1. Bref rappel de la position de la CNIL sur la transmission de données personnelles à des partenaires à des fins de prospection commerciale B to C
La CNIL considère que tout organisme qui entend transmettre des données personnelles à des partenaires à des fins de prospection commerciales électroniques B to C doit respecter deux séries de principes : l’information des personnes concernées, d’une part, et leur consentement, d’autre part.
Afin de s’assurer d’un consentement « éclairé »[1], l’organisme doit, selon la CNIL, être porté à la connaissance des personnes concernées « l’identité des partenaires pour le compte desquelles le consentement est collecté et [les]finalités pour lesquelles les données seront utilisées ». La CNIL va même plus loin en exigeant la mise à disposition d’une liste exhaustive et à jour des partenaires sur le formulaire de la collecte ou via un lien hypertexte[2].
2. L’affaire : la validité du consentement des personnes concernées à la transmission de leurs données personnelles à des partenaires pour de la prospection commerciale B to C
Le Groupe CANAL + a fait réaliser des opérations de prospection commerciale B to C, par voie électronique, auprès de millions de personnes sans avoir recueilli expressément leur consentement. Le Groupe CANAL + avait obtenu la liste de ces personnes auprès de fournisseurs d’accès (FAI). Le formulaire de collecte utilisé par les FAI comprenait bien une case à cocher permettant de formaliser le consentement de la personne concernée à la réception de prospections commerciales par des partenaires. Toutefois, ce formulaire faisait référence aux « partenaires » des FAI, sans que ces partenaires ne soient « nommément identifiés » que ce soit directement dans le formulaire (via une liste accessible un lien hypertexte) ou par un autre moyen.

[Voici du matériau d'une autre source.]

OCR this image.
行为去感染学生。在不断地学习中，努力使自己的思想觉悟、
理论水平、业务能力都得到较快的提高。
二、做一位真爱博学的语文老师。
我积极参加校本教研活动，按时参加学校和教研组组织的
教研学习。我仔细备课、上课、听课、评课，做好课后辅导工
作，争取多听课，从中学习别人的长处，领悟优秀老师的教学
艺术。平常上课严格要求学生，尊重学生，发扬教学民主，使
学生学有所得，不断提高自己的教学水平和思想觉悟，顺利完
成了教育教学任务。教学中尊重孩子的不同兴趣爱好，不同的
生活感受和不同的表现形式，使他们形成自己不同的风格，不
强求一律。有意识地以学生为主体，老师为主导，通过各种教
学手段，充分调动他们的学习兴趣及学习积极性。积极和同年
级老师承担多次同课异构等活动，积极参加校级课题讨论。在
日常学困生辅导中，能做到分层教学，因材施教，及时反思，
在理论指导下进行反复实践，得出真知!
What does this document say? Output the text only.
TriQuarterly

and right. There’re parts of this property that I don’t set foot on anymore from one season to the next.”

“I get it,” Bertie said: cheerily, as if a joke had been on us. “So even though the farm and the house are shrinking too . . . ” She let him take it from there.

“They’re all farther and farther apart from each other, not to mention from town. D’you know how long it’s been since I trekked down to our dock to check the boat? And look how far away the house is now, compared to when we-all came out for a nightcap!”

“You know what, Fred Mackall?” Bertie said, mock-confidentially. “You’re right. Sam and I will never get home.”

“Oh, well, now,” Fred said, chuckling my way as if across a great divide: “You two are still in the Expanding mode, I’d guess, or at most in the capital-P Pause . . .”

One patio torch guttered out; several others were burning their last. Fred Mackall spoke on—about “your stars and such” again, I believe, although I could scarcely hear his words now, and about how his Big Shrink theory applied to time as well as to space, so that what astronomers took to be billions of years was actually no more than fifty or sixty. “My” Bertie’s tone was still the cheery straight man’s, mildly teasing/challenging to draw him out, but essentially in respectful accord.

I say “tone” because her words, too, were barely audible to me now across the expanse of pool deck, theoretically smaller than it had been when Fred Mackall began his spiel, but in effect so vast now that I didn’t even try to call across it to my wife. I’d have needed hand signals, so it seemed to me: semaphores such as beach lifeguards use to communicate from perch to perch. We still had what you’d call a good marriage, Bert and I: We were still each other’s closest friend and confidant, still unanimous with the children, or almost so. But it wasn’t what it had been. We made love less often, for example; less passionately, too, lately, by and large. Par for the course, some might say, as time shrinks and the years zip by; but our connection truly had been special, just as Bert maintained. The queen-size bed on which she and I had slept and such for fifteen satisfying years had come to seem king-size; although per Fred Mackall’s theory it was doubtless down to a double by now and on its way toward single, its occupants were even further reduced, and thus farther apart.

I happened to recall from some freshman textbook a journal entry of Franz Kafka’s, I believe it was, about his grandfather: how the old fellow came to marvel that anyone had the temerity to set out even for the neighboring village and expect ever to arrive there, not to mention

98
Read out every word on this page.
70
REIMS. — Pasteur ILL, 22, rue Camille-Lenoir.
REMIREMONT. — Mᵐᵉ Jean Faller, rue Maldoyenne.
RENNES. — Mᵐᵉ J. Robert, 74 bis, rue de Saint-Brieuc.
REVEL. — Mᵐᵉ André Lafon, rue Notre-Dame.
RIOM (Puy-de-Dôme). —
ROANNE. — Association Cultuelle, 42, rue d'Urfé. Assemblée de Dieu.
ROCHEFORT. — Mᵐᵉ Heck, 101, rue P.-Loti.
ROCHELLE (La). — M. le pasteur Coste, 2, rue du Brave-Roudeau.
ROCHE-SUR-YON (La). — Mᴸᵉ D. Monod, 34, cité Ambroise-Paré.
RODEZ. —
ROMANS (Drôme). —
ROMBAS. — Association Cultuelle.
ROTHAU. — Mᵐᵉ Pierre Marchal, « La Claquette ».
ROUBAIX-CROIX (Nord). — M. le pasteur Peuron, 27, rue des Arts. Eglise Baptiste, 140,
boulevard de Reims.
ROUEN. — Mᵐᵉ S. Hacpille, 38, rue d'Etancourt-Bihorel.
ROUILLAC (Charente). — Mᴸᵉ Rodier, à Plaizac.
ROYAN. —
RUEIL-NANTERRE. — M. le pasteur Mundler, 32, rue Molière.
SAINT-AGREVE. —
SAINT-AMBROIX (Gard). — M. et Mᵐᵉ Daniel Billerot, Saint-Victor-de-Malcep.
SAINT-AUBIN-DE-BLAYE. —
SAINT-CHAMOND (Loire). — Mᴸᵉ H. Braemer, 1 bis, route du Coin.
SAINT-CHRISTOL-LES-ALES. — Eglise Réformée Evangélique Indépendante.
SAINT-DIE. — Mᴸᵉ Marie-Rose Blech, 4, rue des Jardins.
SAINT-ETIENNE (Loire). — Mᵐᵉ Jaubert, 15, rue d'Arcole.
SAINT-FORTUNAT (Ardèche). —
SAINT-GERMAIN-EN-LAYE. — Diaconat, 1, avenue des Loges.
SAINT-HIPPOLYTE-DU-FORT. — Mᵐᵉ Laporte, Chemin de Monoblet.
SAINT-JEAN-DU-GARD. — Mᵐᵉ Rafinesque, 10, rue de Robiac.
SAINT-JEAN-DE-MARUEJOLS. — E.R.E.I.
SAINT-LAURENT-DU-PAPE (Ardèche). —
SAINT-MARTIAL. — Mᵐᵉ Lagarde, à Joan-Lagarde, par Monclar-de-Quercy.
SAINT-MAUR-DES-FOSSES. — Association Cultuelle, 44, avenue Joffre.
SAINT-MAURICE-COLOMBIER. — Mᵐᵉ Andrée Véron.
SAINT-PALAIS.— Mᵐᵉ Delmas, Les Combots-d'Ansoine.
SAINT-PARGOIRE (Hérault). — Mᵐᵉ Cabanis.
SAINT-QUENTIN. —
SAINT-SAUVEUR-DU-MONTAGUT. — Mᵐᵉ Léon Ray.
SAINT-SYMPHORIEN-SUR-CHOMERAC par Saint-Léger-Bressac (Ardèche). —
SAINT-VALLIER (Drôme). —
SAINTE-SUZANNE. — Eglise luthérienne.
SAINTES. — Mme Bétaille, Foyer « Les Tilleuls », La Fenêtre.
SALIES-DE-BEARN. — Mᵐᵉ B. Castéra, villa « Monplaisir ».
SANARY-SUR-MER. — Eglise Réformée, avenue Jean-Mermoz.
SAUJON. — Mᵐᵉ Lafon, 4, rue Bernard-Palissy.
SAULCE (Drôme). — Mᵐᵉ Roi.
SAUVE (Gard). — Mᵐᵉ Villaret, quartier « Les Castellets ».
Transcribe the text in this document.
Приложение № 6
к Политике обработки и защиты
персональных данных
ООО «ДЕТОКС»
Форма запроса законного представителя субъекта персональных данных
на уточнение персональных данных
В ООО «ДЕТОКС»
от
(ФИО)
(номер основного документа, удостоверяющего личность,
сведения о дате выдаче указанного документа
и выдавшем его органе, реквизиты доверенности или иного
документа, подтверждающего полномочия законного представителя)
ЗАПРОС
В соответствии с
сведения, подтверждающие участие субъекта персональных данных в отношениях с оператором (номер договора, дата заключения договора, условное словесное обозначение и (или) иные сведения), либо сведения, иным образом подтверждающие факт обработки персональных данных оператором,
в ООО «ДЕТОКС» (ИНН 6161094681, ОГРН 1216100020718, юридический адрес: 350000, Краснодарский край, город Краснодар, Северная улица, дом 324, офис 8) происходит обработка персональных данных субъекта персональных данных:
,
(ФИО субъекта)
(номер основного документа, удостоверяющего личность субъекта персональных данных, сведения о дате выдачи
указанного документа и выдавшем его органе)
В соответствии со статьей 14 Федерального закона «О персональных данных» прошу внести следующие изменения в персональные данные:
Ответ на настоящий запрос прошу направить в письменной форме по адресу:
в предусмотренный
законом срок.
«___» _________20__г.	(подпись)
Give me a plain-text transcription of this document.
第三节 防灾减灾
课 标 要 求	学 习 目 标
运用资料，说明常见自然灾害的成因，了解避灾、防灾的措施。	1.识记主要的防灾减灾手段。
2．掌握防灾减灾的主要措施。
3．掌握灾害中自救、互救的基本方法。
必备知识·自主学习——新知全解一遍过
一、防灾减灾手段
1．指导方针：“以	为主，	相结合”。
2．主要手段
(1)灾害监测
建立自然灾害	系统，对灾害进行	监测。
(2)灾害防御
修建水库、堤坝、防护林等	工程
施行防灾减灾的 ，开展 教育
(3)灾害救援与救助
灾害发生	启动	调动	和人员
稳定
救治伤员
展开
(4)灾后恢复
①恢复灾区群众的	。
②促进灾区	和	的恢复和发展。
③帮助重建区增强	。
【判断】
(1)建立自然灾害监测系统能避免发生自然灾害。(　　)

La CNIL, suivant sa position en la matière, a considéré que, dans de telles conditions, le consentement des personnes concernées à la transmission de leurs données à des partenaires, tels que le Groupe Canal +, pour des opérations de prospection commerciale, n’était pas éclairé et ne pouvait donc être considéré comme valablement recueilli[3]. Ce manquement (aux côtés d’autres manquements) a conduit la CNIL à sanctionner la société Groupe CANAL + (amende de 600.000 euros).
Le Groupe Canal + a formé un recours devant le Conseil d’Etat considérant que la mention de « partenaires » était suffisante.
3. Les questions cruciales posées à la CJUE en matière de transmission de données à des partenaires pour de la prospection B to C
Le Conseil d’Etat a décidé de soumettre à la CJUE plusieurs questions compte tenu des « difficultés sérieuses » que présente le sujet[4] :
- Est-ce que le consentement d’une personne concernée à l’utilisation de ses données personnelles par une catégorie de destinataires identifiée par la mention « partenaires » peut être considéré comme un consentement valable juridiquement ?
- Quel degré de précision doit être donné sur la catégorie de destinataires ? La formule « tout partenaire » est-elle suffisante ?
La position de la CJUE est particulièrement attendue et pourrait conduire à revoir les pratiques en matière de transmission des données personnelles à des partenaires dans un but de prospection commerciale B to C.
A suivre…
[1] Cf. article 4 du RGPD.
[2] https://www.cnil.fr/fr/la-prospection-vers-les-particuliers-b-c-quelles-regles-pour-transmettre-des-donnees-des-partenaires
[3] Délibération SAN-2023-015 du 12 octobre 2023.